PassingTumbleweed t1_j62anc3 wrote on January 27, 2023 at 5:00 AM

You could solve the problem you describe at the tokenization level without moving away from Unicode, which is more about how text is encoded for storage and transmission purposes.

For example let's say you still represent your text as Unicode at rest, but you have a tokenizer that budgets its vocab space s.t. the average number of tokens per sentence is the same across languages (or whatever your fairness criteria is)
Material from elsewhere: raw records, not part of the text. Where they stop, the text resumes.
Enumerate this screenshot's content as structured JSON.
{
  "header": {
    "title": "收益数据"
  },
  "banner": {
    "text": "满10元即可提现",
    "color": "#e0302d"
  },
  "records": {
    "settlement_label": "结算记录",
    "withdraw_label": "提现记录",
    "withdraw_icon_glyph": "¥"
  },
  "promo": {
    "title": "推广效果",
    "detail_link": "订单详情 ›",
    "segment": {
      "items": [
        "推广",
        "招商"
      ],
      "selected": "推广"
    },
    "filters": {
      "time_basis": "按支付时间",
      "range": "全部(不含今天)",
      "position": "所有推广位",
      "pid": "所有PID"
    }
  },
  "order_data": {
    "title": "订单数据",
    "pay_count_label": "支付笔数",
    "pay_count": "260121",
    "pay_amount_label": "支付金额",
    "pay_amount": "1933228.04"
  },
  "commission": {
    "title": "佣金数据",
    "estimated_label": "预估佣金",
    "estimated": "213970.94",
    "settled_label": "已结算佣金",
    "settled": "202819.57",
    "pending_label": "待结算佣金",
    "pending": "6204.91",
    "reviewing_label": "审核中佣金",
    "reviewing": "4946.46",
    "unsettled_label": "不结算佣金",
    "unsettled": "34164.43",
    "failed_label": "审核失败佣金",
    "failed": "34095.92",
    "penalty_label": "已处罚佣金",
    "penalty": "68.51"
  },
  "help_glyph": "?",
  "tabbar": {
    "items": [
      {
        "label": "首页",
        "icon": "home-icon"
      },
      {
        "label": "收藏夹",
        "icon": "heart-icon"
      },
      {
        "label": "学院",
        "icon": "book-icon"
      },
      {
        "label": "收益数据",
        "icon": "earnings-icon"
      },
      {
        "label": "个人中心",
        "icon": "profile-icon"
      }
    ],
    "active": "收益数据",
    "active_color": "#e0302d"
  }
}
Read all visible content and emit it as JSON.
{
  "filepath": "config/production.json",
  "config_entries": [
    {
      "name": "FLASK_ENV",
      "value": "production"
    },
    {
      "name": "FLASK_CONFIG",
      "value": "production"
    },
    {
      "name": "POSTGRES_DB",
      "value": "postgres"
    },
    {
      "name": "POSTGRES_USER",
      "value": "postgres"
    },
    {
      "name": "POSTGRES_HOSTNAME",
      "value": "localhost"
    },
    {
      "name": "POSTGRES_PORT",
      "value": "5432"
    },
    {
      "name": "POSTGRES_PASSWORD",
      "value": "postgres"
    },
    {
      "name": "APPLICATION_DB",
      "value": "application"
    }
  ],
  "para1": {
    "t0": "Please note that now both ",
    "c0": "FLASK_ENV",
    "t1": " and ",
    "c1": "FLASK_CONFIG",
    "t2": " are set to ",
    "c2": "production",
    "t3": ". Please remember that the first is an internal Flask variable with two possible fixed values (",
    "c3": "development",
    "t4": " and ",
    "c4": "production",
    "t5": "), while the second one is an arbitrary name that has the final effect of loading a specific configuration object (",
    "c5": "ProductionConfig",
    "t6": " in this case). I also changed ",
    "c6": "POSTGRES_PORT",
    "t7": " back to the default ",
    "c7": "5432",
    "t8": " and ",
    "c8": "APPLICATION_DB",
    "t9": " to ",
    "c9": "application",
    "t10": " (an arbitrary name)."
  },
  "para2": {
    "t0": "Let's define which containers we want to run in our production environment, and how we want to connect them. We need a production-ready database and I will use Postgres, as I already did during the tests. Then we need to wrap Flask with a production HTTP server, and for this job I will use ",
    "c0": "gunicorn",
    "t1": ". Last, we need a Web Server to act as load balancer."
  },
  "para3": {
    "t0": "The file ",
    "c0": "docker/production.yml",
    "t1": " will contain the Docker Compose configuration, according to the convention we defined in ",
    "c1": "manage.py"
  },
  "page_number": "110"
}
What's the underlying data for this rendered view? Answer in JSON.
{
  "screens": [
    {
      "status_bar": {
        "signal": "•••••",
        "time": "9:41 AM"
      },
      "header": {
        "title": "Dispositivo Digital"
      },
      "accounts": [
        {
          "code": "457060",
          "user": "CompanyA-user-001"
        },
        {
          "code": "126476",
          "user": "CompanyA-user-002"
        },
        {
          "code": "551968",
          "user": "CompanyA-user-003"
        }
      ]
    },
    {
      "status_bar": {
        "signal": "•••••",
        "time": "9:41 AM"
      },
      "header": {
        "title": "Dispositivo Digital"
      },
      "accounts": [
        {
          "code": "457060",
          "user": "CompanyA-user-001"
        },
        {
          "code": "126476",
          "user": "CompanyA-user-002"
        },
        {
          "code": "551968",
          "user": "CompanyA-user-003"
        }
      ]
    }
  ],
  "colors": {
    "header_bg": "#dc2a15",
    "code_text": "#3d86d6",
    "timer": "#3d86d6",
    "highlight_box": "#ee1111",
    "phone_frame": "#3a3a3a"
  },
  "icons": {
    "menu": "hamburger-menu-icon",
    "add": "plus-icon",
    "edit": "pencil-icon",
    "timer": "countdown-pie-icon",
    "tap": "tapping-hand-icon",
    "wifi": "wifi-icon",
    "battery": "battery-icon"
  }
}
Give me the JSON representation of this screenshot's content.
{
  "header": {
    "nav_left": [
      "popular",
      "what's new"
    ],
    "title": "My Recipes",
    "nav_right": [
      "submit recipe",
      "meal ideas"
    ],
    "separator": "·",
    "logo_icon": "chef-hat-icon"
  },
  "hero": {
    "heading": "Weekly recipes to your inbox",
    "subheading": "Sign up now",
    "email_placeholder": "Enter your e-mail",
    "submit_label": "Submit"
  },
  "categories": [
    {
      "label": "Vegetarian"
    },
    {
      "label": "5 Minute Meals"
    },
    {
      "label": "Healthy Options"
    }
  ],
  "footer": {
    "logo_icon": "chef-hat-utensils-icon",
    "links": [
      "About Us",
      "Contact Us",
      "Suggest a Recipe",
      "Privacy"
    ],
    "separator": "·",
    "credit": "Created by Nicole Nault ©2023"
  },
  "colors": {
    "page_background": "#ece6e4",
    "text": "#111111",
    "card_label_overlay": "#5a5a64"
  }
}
madmax_br5 OP t1_j62bm6c wrote on January 27, 2023 at 5:10 AM

Why not just increase the vocabulary size so that each symbol in a logographic language has one token? Logograms are already a tokenization scheme, in effect! Would love to understand more about the practical effects of a larger vocabulary on model compute requirements.

PassingTumbleweed t1_j62bzdk wrote on January 27, 2023 at 5:13 AM

You can totally do that. There are tricks to reduce memory usage, too, such as the embedding factorization used in ALBERT.

The best part is, none of these options are precluded by Unicode. Unicode in fact has nothing to do with it!

madmax_br5 OP t1_j62d75y wrote on January 27, 2023 at 5:25 AM

I get that now, thanks! Not an ML expert so this is very helpful!